I worked my way through college from 1963-67 by working at the Plaza. I still have fond memories of my time there and the people I worked with. Polly, Mary, Mr. Evans and Mr. Marx were unforgettable characters. I got to meet several famous people while working there,especially when we hosted movie premiers. I talked to Otto Preminger when his move “Hurry Sundown” received poor reviews. He came to the Plaza about a week after the movie had opened. The theater was usually less than half full. He asked me “How is my movie doing ?” I responded, “Unfortunately no too well”. He looked at me and said, “Well I’ll make another one and maybe the people will like it better.” I was both surprised and amused by his response.

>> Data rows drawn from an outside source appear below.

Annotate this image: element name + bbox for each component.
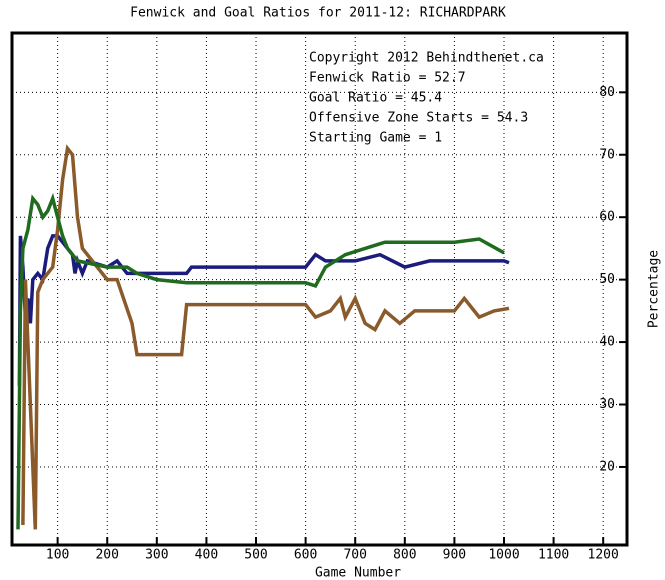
series-line [16,192,505,530]
x-tick-label: 100 [46,548,69,563]
legend-entry: Fenwick Ratio = 52.7 [309,71,466,86]
x-tick-label: 300 [145,548,168,563]
y-tick-label: 60 [599,210,615,225]
x-tick-label: 1000 [488,548,519,563]
series-line [17,234,510,386]
chart-title: Fenwick and Goal Ratios for 2011-12: RIC… [130,6,506,21]
series-line [21,144,510,530]
y-tick-label: 30 [599,397,615,412]
legend-entry: Offensive Zone Starts = 54.3 [309,111,528,126]
x-tick-label: 600 [294,548,317,563]
y-tick-label: 80 [599,85,615,100]
x-tick-label: 400 [195,548,218,563]
y-tick-label: 20 [599,459,615,474]
x-tick-label: 800 [393,548,416,563]
y-axis-label: Percentage [647,250,662,328]
x-tick-label: 1200 [588,548,619,563]
annotation: Starting Game = 1 [309,131,442,146]
y-tick-label: 40 [599,335,615,350]
x-axis-label: Game Number [315,566,401,580]
x-tick-label: 500 [244,548,267,563]
x-tick-label: 900 [443,548,466,563]
x-tick-label: 700 [343,548,366,563]
x-tick-label: 200 [95,548,118,563]
plot-frame [10,31,629,547]
y-tick-label: 50 [599,272,615,287]
legend-entry: Goal Ratio = 45.4 [309,91,442,106]
y-tick-label: 70 [599,147,615,162]
x-tick-label: 1100 [538,548,569,563]
annotation: Copyright 2012 Behindthenet.ca [309,51,544,66]
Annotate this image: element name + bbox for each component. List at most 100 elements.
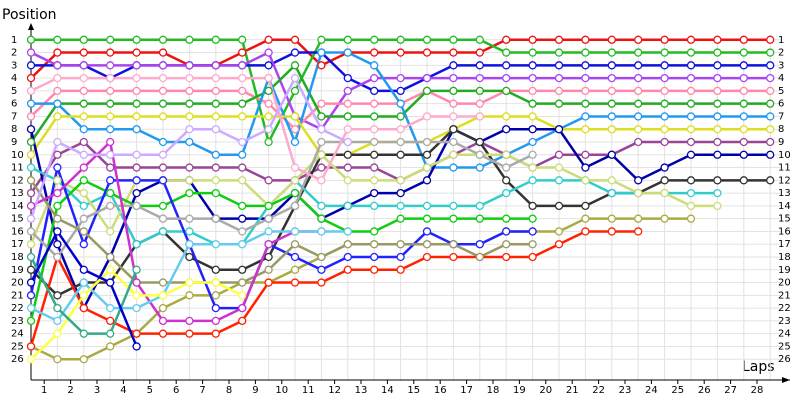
lap-marker bbox=[26, 214, 36, 223]
lap-marker bbox=[607, 227, 616, 236]
lap-marker bbox=[713, 99, 722, 108]
lap-marker bbox=[713, 150, 722, 159]
lap-marker bbox=[607, 73, 616, 83]
y-tick-label-right: 1 bbox=[778, 35, 784, 46]
lap-marker bbox=[264, 240, 273, 249]
lap-marker bbox=[607, 48, 616, 57]
lap-marker bbox=[660, 163, 669, 172]
lap-marker bbox=[264, 227, 273, 236]
lap-marker bbox=[290, 240, 300, 249]
lap-marker bbox=[528, 201, 537, 211]
lap-marker bbox=[502, 227, 511, 236]
y-tick-label-right: 10 bbox=[778, 150, 791, 161]
lap-marker bbox=[132, 201, 141, 211]
lap-marker bbox=[79, 240, 88, 249]
lap-marker bbox=[686, 61, 696, 70]
lap-marker bbox=[290, 61, 300, 70]
y-tick-label: 21 bbox=[11, 290, 24, 301]
lap-marker bbox=[634, 86, 643, 96]
lap-marker bbox=[343, 240, 352, 249]
lap-marker bbox=[581, 227, 590, 236]
lap-marker bbox=[290, 265, 300, 274]
lap-marker bbox=[739, 99, 748, 108]
y-tick-label-right: 8 bbox=[778, 124, 784, 135]
lap-marker bbox=[26, 35, 36, 44]
x-tick-label: 4 bbox=[120, 385, 126, 396]
lap-marker bbox=[502, 252, 511, 262]
lap-marker bbox=[106, 201, 115, 211]
lap-marker bbox=[211, 265, 220, 274]
lap-marker bbox=[528, 35, 537, 44]
lap-marker bbox=[554, 227, 564, 236]
lap-marker bbox=[290, 73, 300, 83]
lap-marker bbox=[422, 112, 432, 121]
lap-marker bbox=[53, 61, 62, 70]
lap-marker bbox=[634, 73, 643, 83]
lap-marker bbox=[132, 125, 141, 134]
lap-marker bbox=[185, 86, 194, 96]
y-tick-label-right: 11 bbox=[778, 163, 791, 174]
lap-marker bbox=[343, 86, 352, 96]
lap-marker bbox=[607, 35, 616, 44]
lap-marker bbox=[26, 227, 36, 236]
lap-marker bbox=[554, 125, 564, 134]
lap-marker bbox=[422, 48, 432, 57]
lap-marker bbox=[634, 214, 643, 223]
lap-marker bbox=[528, 73, 537, 83]
lap-marker bbox=[53, 112, 62, 121]
lap-marker bbox=[132, 176, 141, 185]
lap-marker bbox=[106, 163, 115, 172]
lap-marker bbox=[53, 240, 62, 249]
x-tick-label: 15 bbox=[407, 385, 420, 396]
lap-marker bbox=[26, 316, 36, 326]
lap-marker bbox=[554, 176, 564, 185]
lap-marker bbox=[449, 125, 458, 134]
lap-marker bbox=[449, 48, 458, 57]
x-tick-label: 11 bbox=[302, 385, 315, 396]
lap-marker bbox=[528, 163, 537, 172]
lap-marker bbox=[370, 99, 379, 108]
lap-marker bbox=[185, 163, 194, 172]
lap-marker bbox=[581, 86, 590, 96]
lap-marker bbox=[185, 227, 194, 236]
lap-marker bbox=[290, 201, 300, 211]
y-tick-label: 23 bbox=[11, 316, 24, 327]
lap-marker bbox=[158, 176, 168, 185]
lap-marker bbox=[581, 35, 590, 44]
lap-marker bbox=[158, 278, 168, 287]
lap-marker bbox=[106, 188, 115, 198]
lap-marker bbox=[317, 278, 326, 287]
lap-marker bbox=[422, 214, 432, 223]
lap-marker bbox=[79, 112, 88, 121]
lap-marker bbox=[158, 227, 168, 236]
x-tick-label: 9 bbox=[252, 385, 258, 396]
series-line bbox=[29, 179, 533, 322]
lap-marker bbox=[370, 176, 379, 185]
lap-marker bbox=[53, 355, 62, 364]
lap-marker bbox=[53, 303, 62, 313]
lap-marker bbox=[53, 99, 62, 108]
lap-marker bbox=[581, 150, 590, 159]
lap-marker bbox=[79, 35, 88, 44]
lap-marker bbox=[26, 342, 36, 351]
lap-marker bbox=[766, 61, 775, 70]
lap-marker bbox=[502, 163, 511, 172]
y-tick-label-right: 7 bbox=[778, 111, 784, 122]
lap-marker bbox=[185, 176, 194, 185]
lap-marker bbox=[264, 252, 273, 262]
x-tick-label: 2 bbox=[67, 385, 73, 396]
lap-marker bbox=[607, 112, 616, 121]
lap-marker bbox=[422, 86, 432, 96]
lap-marker bbox=[475, 137, 484, 147]
lap-marker bbox=[766, 137, 775, 147]
lap-marker bbox=[26, 125, 36, 134]
lap-marker bbox=[370, 240, 379, 249]
lap-marker bbox=[475, 86, 484, 96]
lap-marker bbox=[185, 329, 194, 338]
lap-marker bbox=[396, 188, 405, 198]
y-tick-label: 22 bbox=[11, 303, 24, 314]
lap-marker bbox=[106, 342, 115, 351]
lap-marker bbox=[290, 176, 300, 185]
lap-marker bbox=[528, 150, 537, 159]
lap-marker bbox=[660, 73, 669, 83]
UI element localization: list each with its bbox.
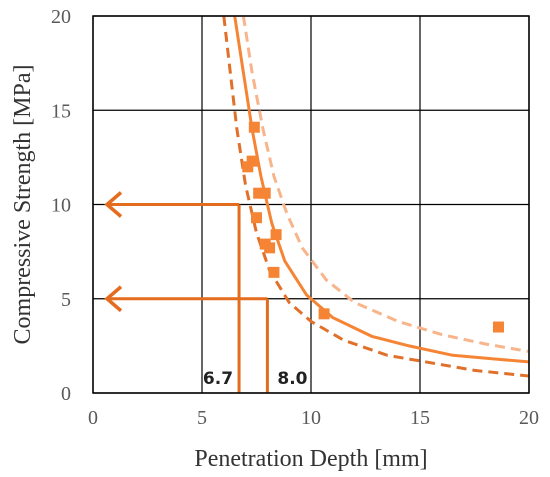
- x-tick-label: 0: [88, 407, 98, 429]
- lower-bound-curve: [222, 16, 529, 378]
- data-point: [248, 121, 260, 133]
- data-point: [246, 155, 258, 167]
- x-tick-label: 10: [301, 407, 321, 429]
- data-point: [251, 212, 262, 224]
- y-axis-title: Compressive Strength [MPa]: [10, 65, 36, 345]
- x-axis-title: Penetration Depth [mm]: [194, 446, 427, 472]
- data-point: [492, 321, 504, 333]
- ticks-layer: 0 5 10 15 20 0 5 10 15 20: [51, 6, 539, 429]
- y-tick-label: 20: [51, 6, 71, 28]
- annotation-label: 6.7: [203, 369, 233, 389]
- annotation-arrow-head: [104, 285, 123, 313]
- data-point: [253, 187, 265, 199]
- y-tick-label: 10: [51, 195, 71, 217]
- annotation-label: 8.0: [277, 369, 307, 389]
- data-point: [264, 242, 276, 254]
- annotation-layer: 6.7 8.0: [104, 191, 308, 393]
- upper-bound-curve: [241, 16, 529, 353]
- x-tick-label: 15: [410, 407, 430, 429]
- annotation-arrow-head: [104, 191, 123, 218]
- x-tick-label: 20: [519, 407, 539, 429]
- data-point: [270, 229, 282, 241]
- data-point: [242, 161, 254, 173]
- y-tick-label: 15: [51, 100, 71, 122]
- y-tick-label: 5: [61, 289, 71, 311]
- plot-frame: [92, 15, 530, 394]
- data-point: [318, 308, 330, 320]
- points-layer: [242, 121, 504, 333]
- data-point: [268, 266, 280, 278]
- data-point: [259, 187, 271, 199]
- y-tick-label: 0: [61, 383, 71, 405]
- x-tick-label: 5: [197, 407, 207, 429]
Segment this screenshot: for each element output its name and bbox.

I have several more experiences to relate, if anyone is interested.

edblank
edblank on March 26, 2009 at 1:21 pm

Apologies, but it’s necessary. The “replies to my comment” checkmark does not lock in unless I submit a comment, however brief. It’s a glitch I have not been able to circumvent by any other means. No intent to inconvenience anyone else.

Silicon Sam
Silicon Sam on March 26, 2009 at 12:46 pm

When you post 10 times in a row to renew a link, all it does is screw up the Recent Comments list for everyone else. If there was more than 10, it wouldn’t be an issue. If you absolutely HAVE to renew a link, try doing one at a time, every couple of hours.

Just my thought…

AlAlvarez
AlAlvarez on February 4, 2009 at 7:37 pm

BILL & TED and HOUSE OF CARDS both opened at the Plaza.

dave-bronx™
dave-bronx™ on February 4, 2009 at 6:18 pm

Ed Blank is correct: “Maurice” was at the Paris, for months and months.

edblank
edblank on February 4, 2009 at 6:14 pm

I don’t believe that in the modern era (1970s onward)any movies passed from the Paris to the Plaza, but Warren or one of the others would know better.

Kieranx
Kieranx on February 4, 2009 at 5:21 pm

Thanks, Ed. I didn’t wind up seeing Maurice in the theater, but I remember passing by the marquee a few times when I first moved to the city. I thought it was either the Paris or the Plaza. I do remember a marquee for Maurice covered by a lot of scaffolding, though. Is it possible that it moved over to the Plaza?

edblank
edblank on February 4, 2009 at 5:09 pm

“Maurice” made its Manhattan debut at the Paris, where I saw it, not the Plaza. “Bill & Ted” didn’t play at the Paris, though. Not sure where “House of Cards” opened.

Kieranx
Kieranx on February 4, 2009 at 5:07 pm

I’m racking my brain trying to picture this theater. Does anyone remember if Maurice played here in ‘87? If this is the place I’m thinking of, I saw Bill & Ted’s Excellent Adventure and Music Box here, and I think some Kathleen Turner movie called House of Cards.

kencmcintyre
kencmcintyre on December 17, 2008 at 4:18 pm

Current interior can be seen on the restaurant site:
http://www.taorestaurant.com/

jay58
jay58 on May 30, 2008 at 4:24 am

Astyanax, thanks for mentioning the Fine Arts which was on 58th between Park and Lex. I saw “The Producers” there, first-run.